SQM Loss Between Two Replication Servers

Learn how Replication Server detects data loss between two Replication Servers.

Every time you rebuild stable queues during a recovery procedure, Replication Server requests backlogged messages from sites that send its distributions. If the Replication Server manages primary databases, it instructs their RepAgents to send messages from the beginning of the online transaction logs. The backlogged messages repopulate the emptied stable queues.

Replication Server enables loss detection mode at those sites you are rebuilding that have a direct route from the Replication Server. In the figure, Replication Server RS3 detects losses if you rebuild the queues of Replication Server RS2. Similarly, RS2 detects losses if you rebuild the queues of Replication Server RS1.

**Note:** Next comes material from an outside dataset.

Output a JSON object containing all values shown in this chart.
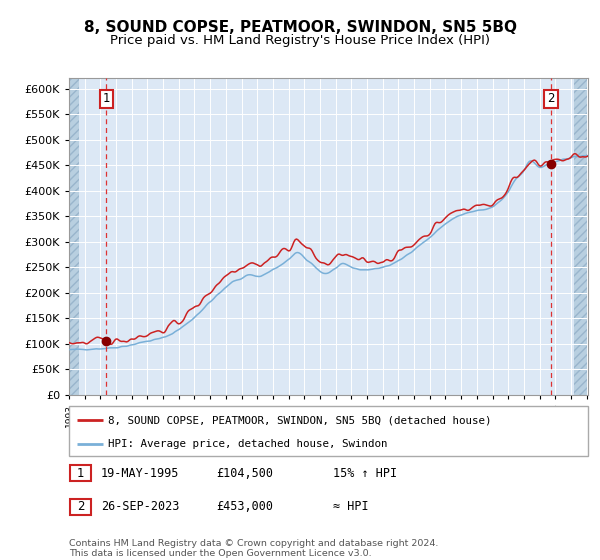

Replication System Loss Detection Example
Figure 7-3 illustrates an example of replication system loss detection. It consists of a primary database and a replicate database. It also includes three Replication Server, R S 1, R S 2, and R S 3 with their respective R S S D. The Replication Server enables loss detection mode at those sites you are rebuilding that have a direct route from the Replication Server. In the example shown, R S 3 detects losses if you rebuild the queues of R S 2. Similarly, R S 2 detects losses if you rebuild the queues of R S 1.

When you execute the rebuild queues command at RS2, RS3 performs loss detection for all primary databases whose updates are routed to RS3 through RS2. RS3 logs messages for each of these databases. If you rebuild queues at RS3, no SQM loss detection is performed, because there are no routes originating from RS3.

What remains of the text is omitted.